Robert “Rocky” Schoen, M.D., M.P.H.

Dr. Schoen is the UPMC Endowed Chair in Gastroenterology, Hepatology and Nutrition and Professor of Medicine & Epidemiology at the University of Pittsburgh. He became involved in PLCO as a gastroenterologist through his colleagues at UPitt and led the flexible sigmoidoscopy screening element of the trial in Pittsburgh beginning in 1992. In 2002 Schoen became the leader of the colon section of the trial and over the years has used PLCO data for additional high value, impactful projects that continue to this day.
“PLCO has been the most formidable project I was ever involved in, and made the most powerful impact on my career,” Schoen stated. “The biorepository in some ways became more significant than the clinical ‘PLCO’ portions, as it provided a lasting, potent resource to test biomarkers for early detection of cancer.”

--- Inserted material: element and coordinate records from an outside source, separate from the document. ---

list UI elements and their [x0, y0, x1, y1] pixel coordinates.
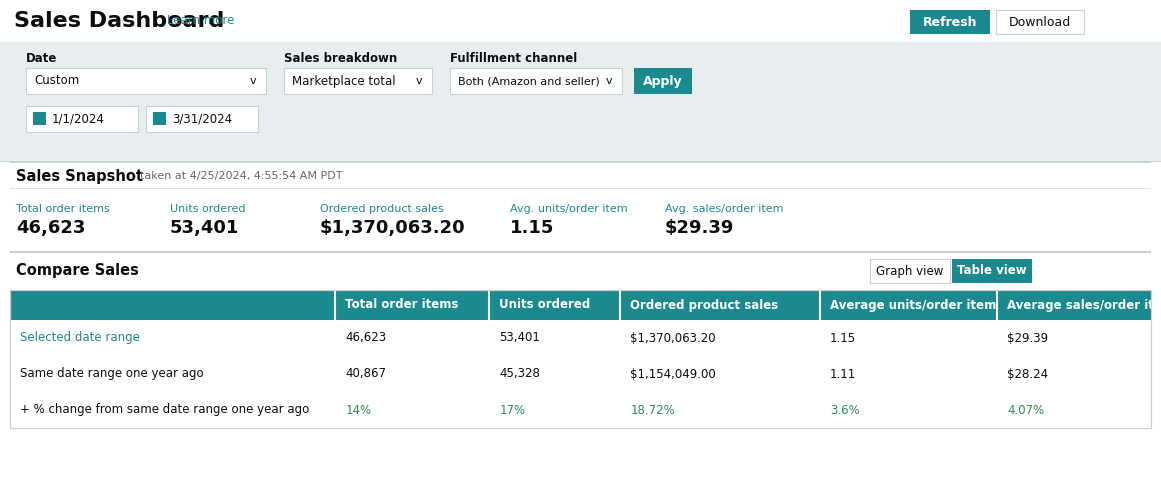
- Text: 4.07%: 4.07%: [1007, 403, 1044, 416]
- Bar: [10, 290, 1151, 320]
- Bar: [870, 259, 950, 283]
- Text: Apply: Apply: [643, 75, 683, 88]
- Text: 18.72%: 18.72%: [630, 403, 676, 416]
- Text: 40,867: 40,867: [345, 367, 387, 381]
- Text: v: v: [250, 76, 257, 86]
- Text: v: v: [606, 76, 613, 86]
- Text: Learn more: Learn more: [167, 14, 235, 28]
- Bar: [284, 68, 432, 94]
- Bar: [10, 392, 1151, 428]
- Bar: [10, 320, 1151, 356]
- Text: taken at 4/25/2024, 4:55:54 AM PDT: taken at 4/25/2024, 4:55:54 AM PDT: [140, 171, 342, 181]
- Text: Ordered product sales: Ordered product sales: [320, 204, 444, 214]
- Bar: [0, 252, 1161, 495]
- Text: $28.24: $28.24: [1007, 367, 1048, 381]
- Text: Table view: Table view: [957, 264, 1026, 278]
- Text: $1,370,063.20: $1,370,063.20: [630, 332, 716, 345]
- Text: 1.15: 1.15: [830, 332, 856, 345]
- Text: Fulfillment channel: Fulfillment channel: [450, 51, 577, 64]
- Text: Total order items: Total order items: [345, 298, 459, 311]
- Bar: [10, 290, 1151, 428]
- Text: Graph view: Graph view: [877, 264, 944, 278]
- Bar: [26, 68, 266, 94]
- Text: 53,401: 53,401: [170, 219, 239, 237]
- Bar: [634, 68, 692, 94]
- Text: Total order items: Total order items: [16, 204, 110, 214]
- Text: Both (Amazon and seller): Both (Amazon and seller): [457, 76, 600, 86]
- Bar: [153, 112, 166, 125]
- Text: 3/31/2024: 3/31/2024: [172, 112, 232, 126]
- Text: Average sales/order item: Average sales/order item: [1007, 298, 1161, 311]
- Text: Refresh: Refresh: [923, 15, 978, 29]
- Text: 45,328: 45,328: [499, 367, 540, 381]
- Bar: [10, 162, 1151, 163]
- Bar: [0, 162, 1161, 252]
- Text: $1,370,063.20: $1,370,063.20: [320, 219, 466, 237]
- Text: 14%: 14%: [345, 403, 372, 416]
- Text: 3.6%: 3.6%: [830, 403, 860, 416]
- Text: Sales Dashboard: Sales Dashboard: [14, 11, 224, 31]
- Text: 53,401: 53,401: [499, 332, 540, 345]
- Text: Units ordered: Units ordered: [170, 204, 245, 214]
- Text: Custom: Custom: [34, 75, 79, 88]
- Text: Average units/order item: Average units/order item: [830, 298, 996, 311]
- Text: Download: Download: [1009, 15, 1072, 29]
- Bar: [10, 252, 1151, 253]
- Text: $1,154,049.00: $1,154,049.00: [630, 367, 716, 381]
- Text: v: v: [416, 76, 423, 86]
- Text: Ordered product sales: Ordered product sales: [630, 298, 779, 311]
- Bar: [0, 42, 1161, 162]
- Bar: [10, 188, 1151, 189]
- Bar: [996, 10, 1084, 34]
- Bar: [450, 68, 622, 94]
- Text: Avg. units/order item: Avg. units/order item: [510, 204, 628, 214]
- Text: 1/1/2024: 1/1/2024: [52, 112, 104, 126]
- Text: Same date range one year ago: Same date range one year ago: [20, 367, 203, 381]
- Bar: [0, 161, 1161, 162]
- Bar: [26, 106, 138, 132]
- Text: $29.39: $29.39: [665, 219, 735, 237]
- Text: 1.11: 1.11: [830, 367, 857, 381]
- Text: Sales Snapshot: Sales Snapshot: [16, 168, 143, 184]
- Text: Marketplace total: Marketplace total: [293, 75, 396, 88]
- Text: Sales breakdown: Sales breakdown: [284, 51, 397, 64]
- Bar: [910, 10, 990, 34]
- Text: Units ordered: Units ordered: [499, 298, 591, 311]
- Text: Avg. sales/order item: Avg. sales/order item: [665, 204, 784, 214]
- Text: Selected date range: Selected date range: [20, 332, 139, 345]
- Bar: [146, 106, 258, 132]
- Text: 17%: 17%: [499, 403, 525, 416]
- Bar: [0, 0, 1161, 42]
- Text: + % change from same date range one year ago: + % change from same date range one year…: [20, 403, 309, 416]
- Bar: [10, 355, 1151, 356]
- Text: Date: Date: [26, 51, 57, 64]
- Text: 46,623: 46,623: [16, 219, 86, 237]
- Text: 1.15: 1.15: [510, 219, 554, 237]
- Text: Compare Sales: Compare Sales: [16, 262, 139, 278]
- Bar: [10, 356, 1151, 392]
- Text: $29.39: $29.39: [1007, 332, 1048, 345]
- Bar: [33, 112, 46, 125]
- Text: 46,623: 46,623: [345, 332, 387, 345]
- Bar: [10, 251, 1151, 252]
- Bar: [952, 259, 1032, 283]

He continues to use PLCO data and collaborates with other investigators to develop tools to improve colorectal cancer early detection and colonoscopy technologies. Schoen currently is the national Principal Investigator for the FORTE trial. FORTE is a randomized trial of surveillance colonoscopy enrolling 9,500 participants to evaluate optimal colonoscopy follow-up screening intervals, which Schoen says evolved from PLCO data.
“Did I know that PLCO would be the foundation of my research career – absolutely not! All I knew was it was a great opportunity to work with fabulous scientists committed to public health – how lucky I was to be in the right place at the right time.”